Les pensées de la princesse s'entrechoquaient sans jamais trouver de réponses satisfaisantes. D'autant plus que Bernon avait agit comme si rien ne s'était passé dès le lendemain. Ils avaient une fois de plus dîné ensemble. Il lui avait parlé de poésie, de la mer et de ses merveilles profondes, de la beauté de la ville d'Arton. Rothaïde n'avait su garder le silence comme elle l'aurait voulu, elle devait bien avouer que les sujets de conversation du capitaine lui plaisaient. Mais elle ne l'avait pas interrogé sur les attaques de la capitale pour autant, encore trop peureuse de réveiller chez le mercenaire quelque chose qu'elle ne saurait contrôler.

Ce soir-là encore, le pirate aux cheveux d'or comptait sûrement l'inviter dans sa cabine. Les autres pirates s'étonnaient-ils de ce comportement ? Ou Bernon agissait-il toujours ainsi avec ses autres prisonniers ? Y avait-il déjà eu des prisonniers d'ailleurs ? L'équipage n'en avait jamais parlé devant la fausse domestique. Le chef du navire non plus.

En attendant l'invitation certaine, Rothaïde avait décidé de passer du temps avec Eudoxie et Armad sur le pont. Elle appréciait passer du temps avec eux, leur innocence était revigorante. Elle rappelait à la princesse sa propre enfance dont elle n'avait pas assez profité.

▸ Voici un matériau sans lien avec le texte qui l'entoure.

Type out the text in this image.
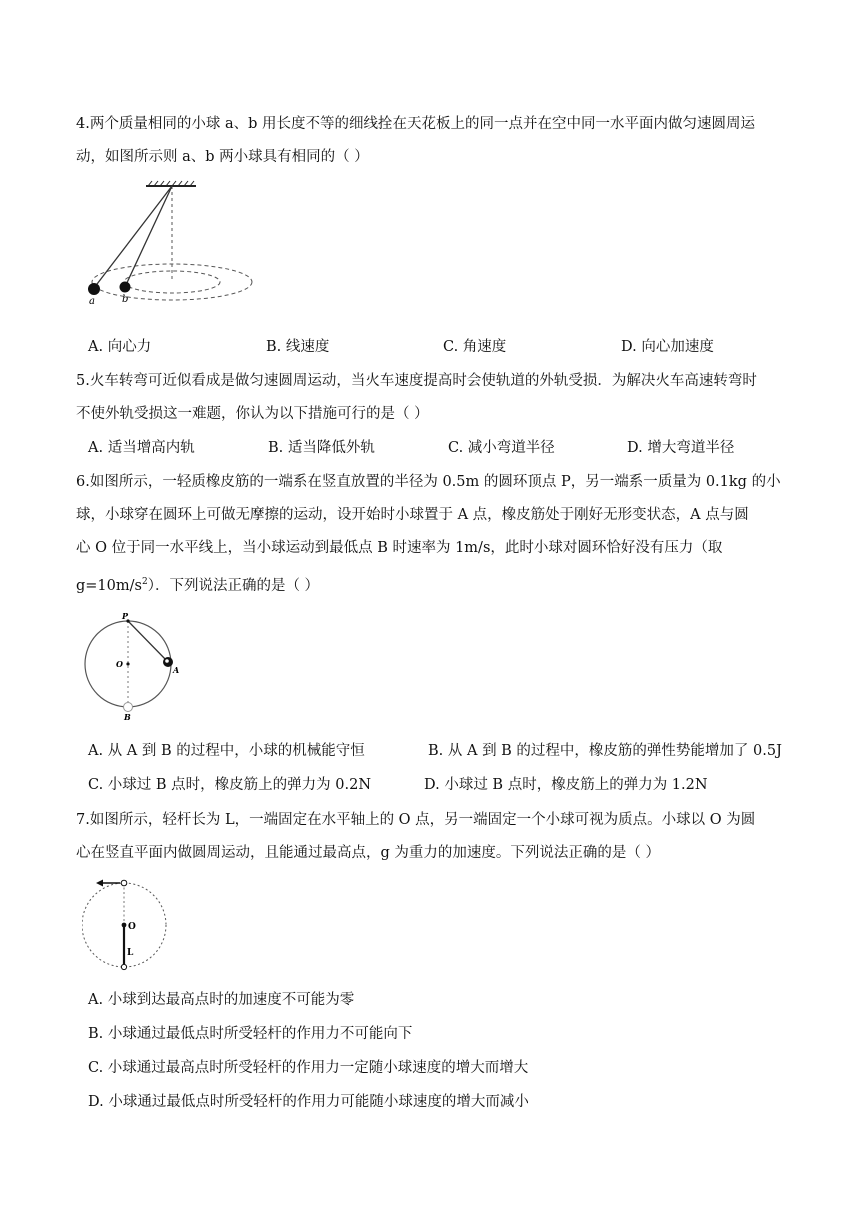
4.两个质量相同的小球 a、b 用长度不等的细线拴在天花板上的同一点并在空中同一水平面内做匀速圆周运
动，如图所示则 a、b 两小球具有相同的（ ）
a	b
A. 向心力	B. 线速度	C. 角速度	D. 向心加速度
5.火车转弯可近似看成是做匀速圆周运动，当火车速度提高时会使轨道的外轨受损．为解决火车高速转弯时
不使外轨受损这一难题，你认为以下措施可行的是（ ）
A. 适当增高内轨	B. 适当降低外轨	C. 减小弯道半径	D. 增大弯道半径
6.如图所示，一轻质橡皮筋的一端系在竖直放置的半径为 0.5m 的圆环顶点 P，另一端系一质量为 0.1kg 的小
球，小球穿在圆环上可做无摩擦的运动，设开始时小球置于 A 点，橡皮筋处于刚好无形变状态，A 点与圆
心 O 位于同一水平线上，当小球运动到最低点 B 时速率为 1m/s，此时小球对圆环恰好没有压力（取
$g=10m/s^2$）．下列说法正确的是（ ）
P
O
A
B
A. 从 A 到 B 的过程中，小球的机械能守恒	B. 从 A 到 B 的过程中，橡皮筋的弹性势能增加了 0.5J
C. 小球过 B 点时，橡皮筋上的弹力为 0.2N	D. 小球过 B 点时，橡皮筋上的弹力为 1.2N
7.如图所示，轻杆长为 L，一端固定在水平轴上的 O 点，另一端固定一个小球可视为质点。小球以 O 为圆
心在竖直平面内做圆周运动，且能通过最高点，g 为重力的加速度。下列说法正确的是（ ）
O
L
A. 小球到达最高点时的加速度不可能为零
B. 小球通过最低点时所受轻杆的作用力不可能向下
C. 小球通过最高点时所受轻杆的作用力一定随小球速度的增大而增大
D. 小球通过最低点时所受轻杆的作用力可能随小球速度的增大而减小
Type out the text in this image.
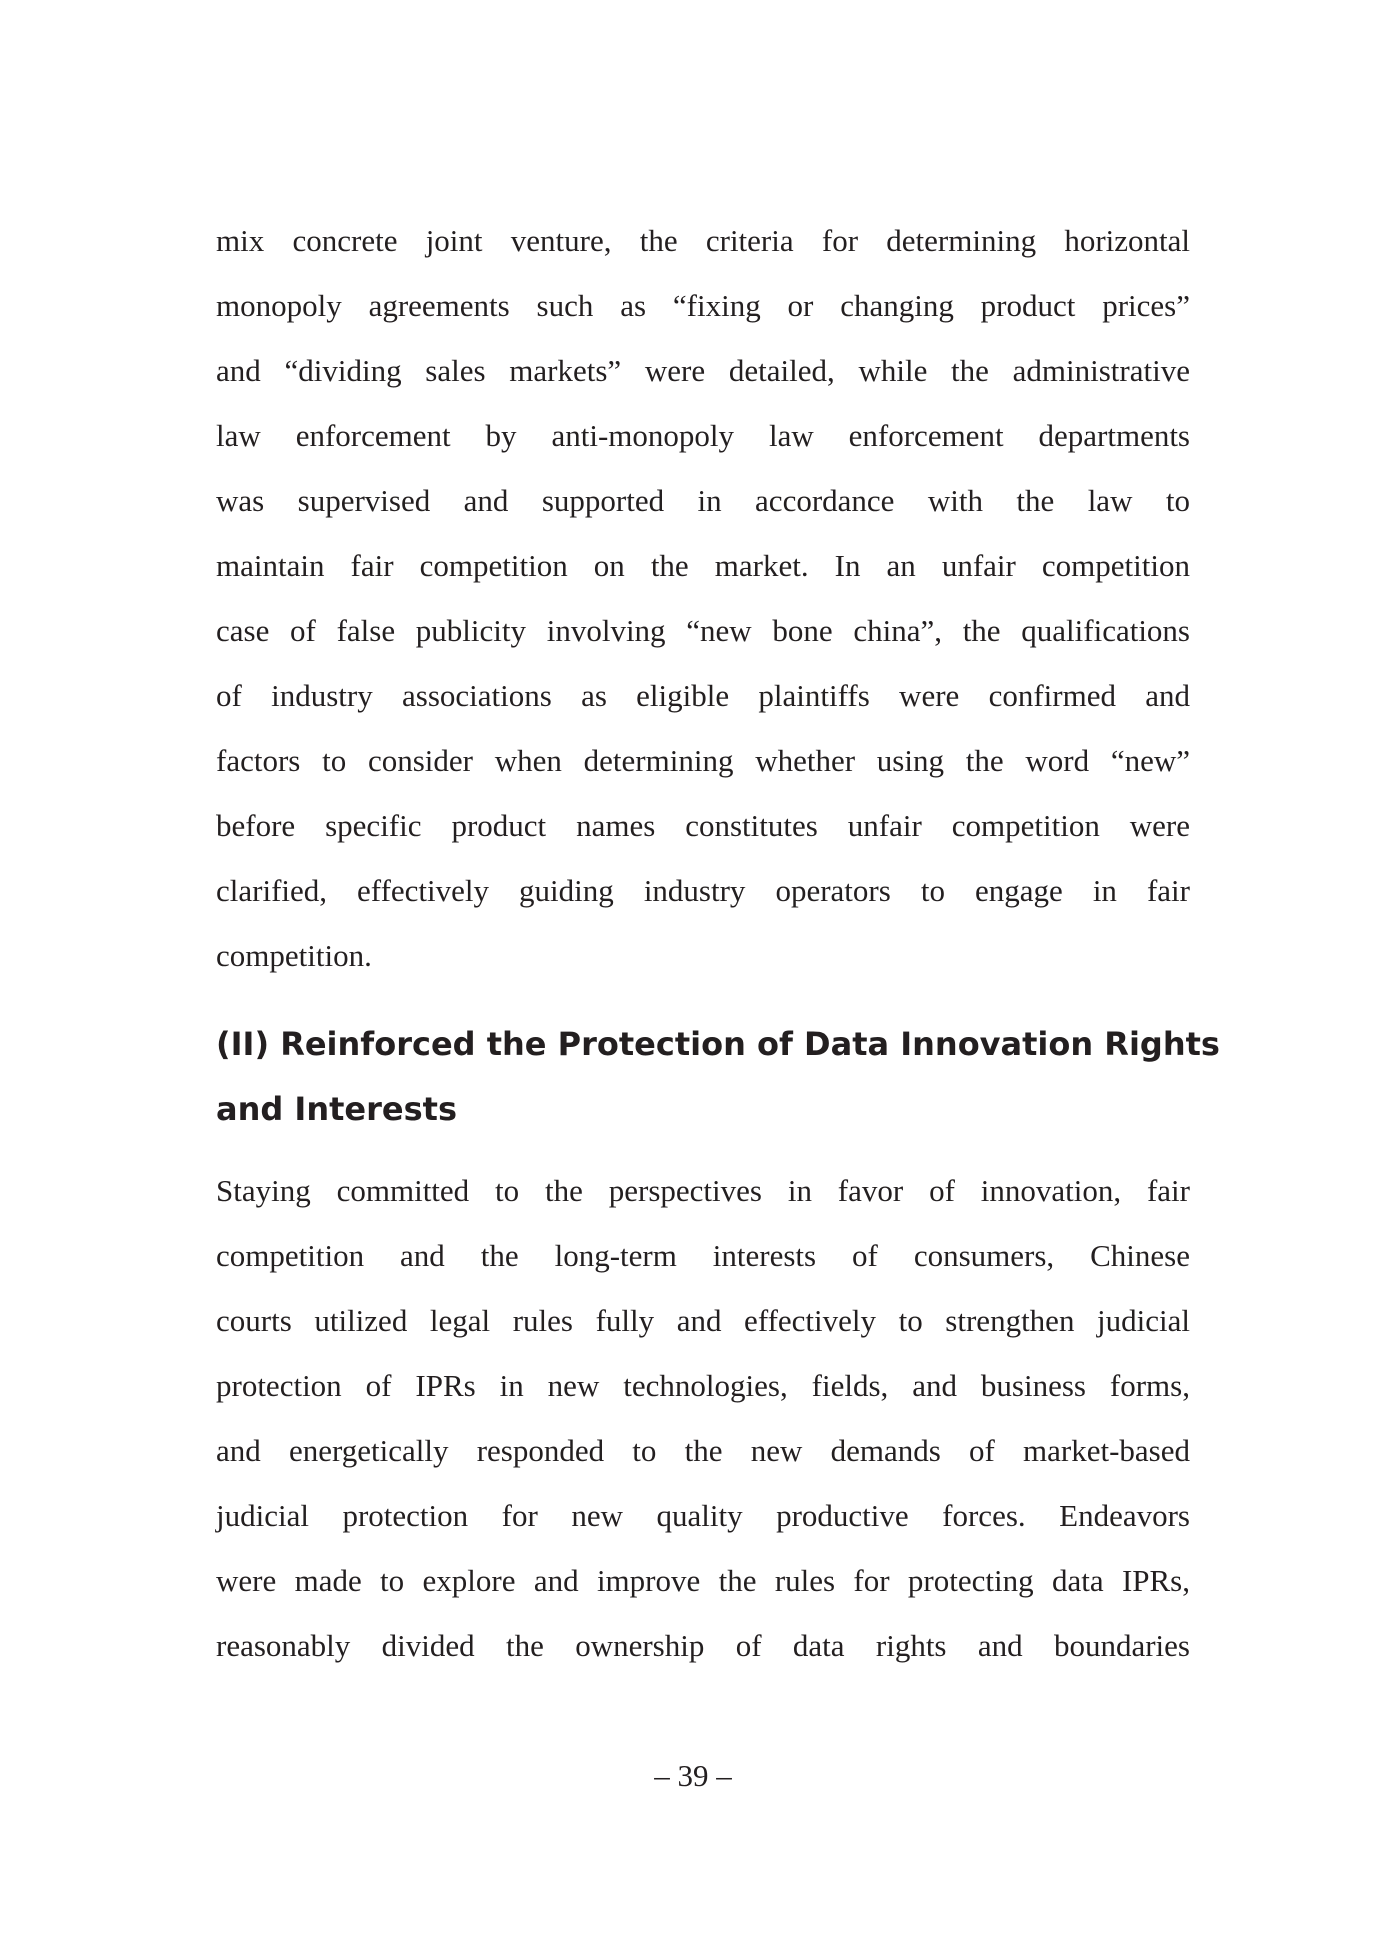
mix concrete joint venture, the criteria for determining horizontal
monopoly agreements such as “fixing or changing product prices”
and “dividing sales markets” were detailed, while the administrative
law enforcement by anti-monopoly law enforcement departments
was supervised and supported in accordance with the law to
maintain fair competition on the market. In an unfair competition
case of false publicity involving “new bone china”, the qualifications
of industry associations as eligible plaintiffs were confirmed and
factors to consider when determining whether using the word “new”
before specific product names constitutes unfair competition were
clarified, effectively guiding industry operators to engage in fair
competition.

(II) Reinforced the Protection of Data Innovation Rights
and Interests

Staying committed to the perspectives in favor of innovation, fair
competition and the long-term interests of consumers, Chinese
courts utilized legal rules fully and effectively to strengthen judicial
protection of IPRs in new technologies, fields, and business forms,
and energetically responded to the new demands of market-based
judicial protection for new quality productive forces. Endeavors
were made to explore and improve the rules for protecting data IPRs,
reasonably divided the ownership of data rights and boundaries

– 39 –
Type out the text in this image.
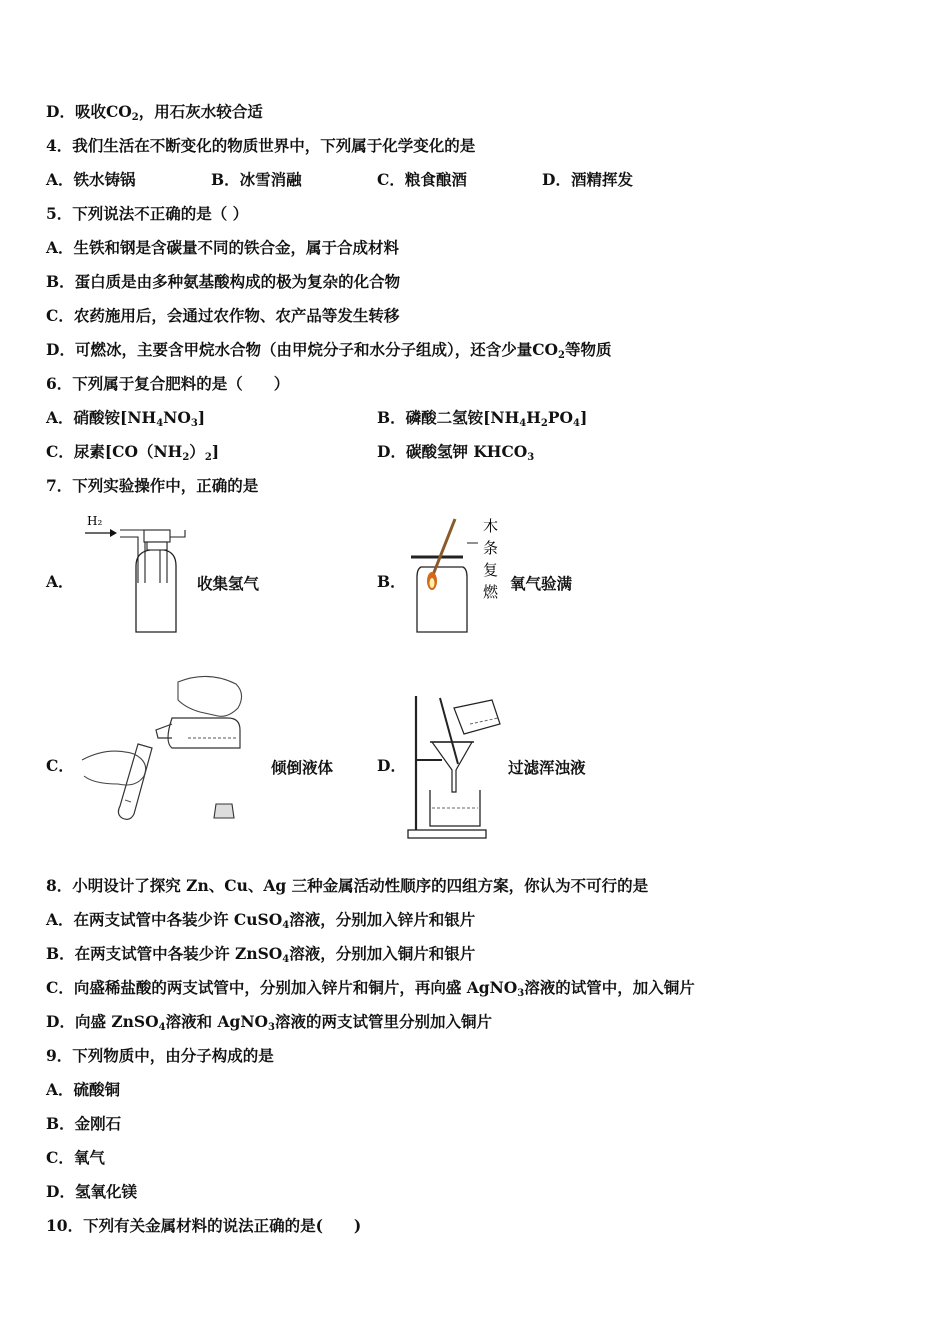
D．吸收$CO_2$，用石灰水较合适
4．我们生活在不断变化的物质世界中，下列属于化学变化的是
A．铁水铸锅	B．冰雪消融	C．粮食酿酒	D．酒精挥发
5．下列说法不正确的是（ ）
A．生铁和钢是含碳量不同的铁合金，属于合成材料
B．蛋白质是由多种氨基酸构成的极为复杂的化合物
C．农药施用后，会通过农作物、农产品等发生转移
D．可燃冰，主要含甲烷水合物（由甲烷分子和水分子组成），还含少量$CO_2$等物质
6．下列属于复合肥料的是（　　）
A．硝酸铵$[NH_4NO_3]$	B．磷酸二氢铵$[NH_4H_2PO_4]$
C．尿素$[CO(NH_2)_2]$	D．碳酸氢钾 $KHCO_3$
7．下列实验操作中，正确的是
A．
H₂
收集氢气	B．
木
条
复
燃 氧气验满
C．	倾倒液体	D．	过滤浑浊液
8．小明设计了探究 Zn、Cu、Ag 三种金属活动性顺序的四组方案，你认为不可行的是
A．在两支试管中各装少许 CuSO$_4$溶液，分别加入锌片和银片
B．在两支试管中各装少许 ZnSO$_4$溶液，分别加入铜片和银片
C．向盛稀盐酸的两支试管中，分别加入锌片和铜片，再向盛 AgNO$_3$溶液的试管中，加入铜片
D．向盛 ZnSO$_4$溶液和 AgNO$_3$溶液的两支试管里分别加入铜片
9．下列物质中，由分子构成的是
A．硫酸铜
B．金刚石
C．氧气
D．氢氧化镁
10．下列有关金属材料的说法正确的是(　　)
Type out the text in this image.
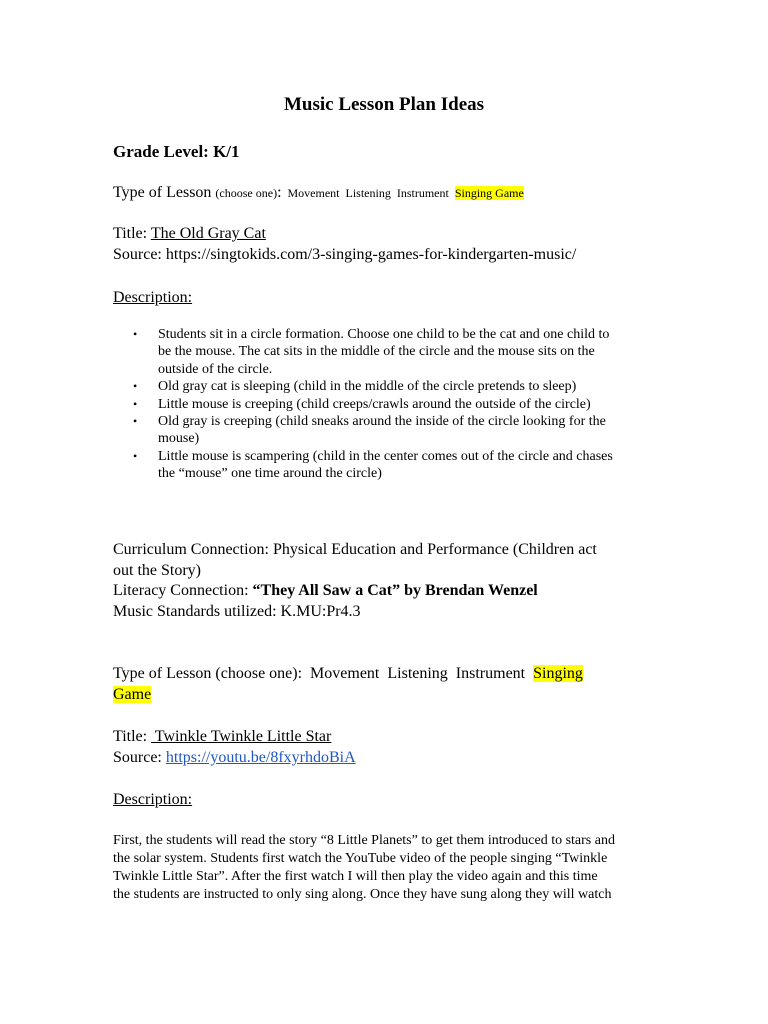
Music Lesson Plan Ideas
Grade Level: K/1
Type of Lesson (choose one):  Movement  Listening  Instrument  Singing Game
Title: The Old Gray Cat
Source: https://singtokids.com/3-singing-games-for-kindergarten-music/
Description:
• Students sit in a circle formation. Choose one child to be the cat and one child to
be the mouse. The cat sits in the middle of the circle and the mouse sits on the
outside of the circle.
• Old gray cat is sleeping (child in the middle of the circle pretends to sleep)
• Little mouse is creeping (child creeps/crawls around the outside of the circle)
• Old gray is creeping (child sneaks around the inside of the circle looking for the
mouse)
• Little mouse is scampering (child in the center comes out of the circle and chases
the “mouse” one time around the circle)
Curriculum Connection: Physical Education and Performance (Children act
out the Story)
Literacy Connection: “They All Saw a Cat” by Brendan Wenzel
Music Standards utilized: K.MU:Pr4.3
Type of Lesson (choose one):  Movement  Listening  Instrument  Singing
Game
Title:  Twinkle Twinkle Little Star
Source: https://youtu.be/8fxyrhdoBiA
Description:
First, the students will read the story “8 Little Planets” to get them introduced to stars and
the solar system. Students first watch the YouTube video of the people singing “Twinkle
Twinkle Little Star”. After the first watch I will then play the video again and this time
the students are instructed to only sing along. Once they have sung along they will watch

En réalité, l'héritière du trône appréciait tout l'équipage pirate. Attala était toujours présente pour l'aider, Luslyne était aussi bienveillante que bavarde, Gausle lui offrait des sourires maternants comme elle n'en avait jamais eu. Elle avait toujours peur d'Eddo mais elle devait bien avouer que le mari qu'elle découvrait sur le navire n'avait rien à voir avec le pirate auquel elle avait fait face à Seinbur. Sifard était très discret et passait le plus clair de son temps auprès de Bernon. Malgré tout, il avait l'air d'une personne calme et mature. Et enfin, Bernon était cultivé, il savait tenir une conversation tout en incitant au naturel. Rothaïde était terrifiée à l'idée d'avouer son titre royal par mégarde, mais la clarté de ses yeux verts agissait presque comme un sérum de vérité. Mais Rothaïde ne pouvait décemment admettre l'affection qu'elle développait pour les renégats. Alors, elle préférait passer du temps avec Eudoxie et Armad, car étant des enfants, il était normal de les apprécier et elle n'avait pas à culpabiliser.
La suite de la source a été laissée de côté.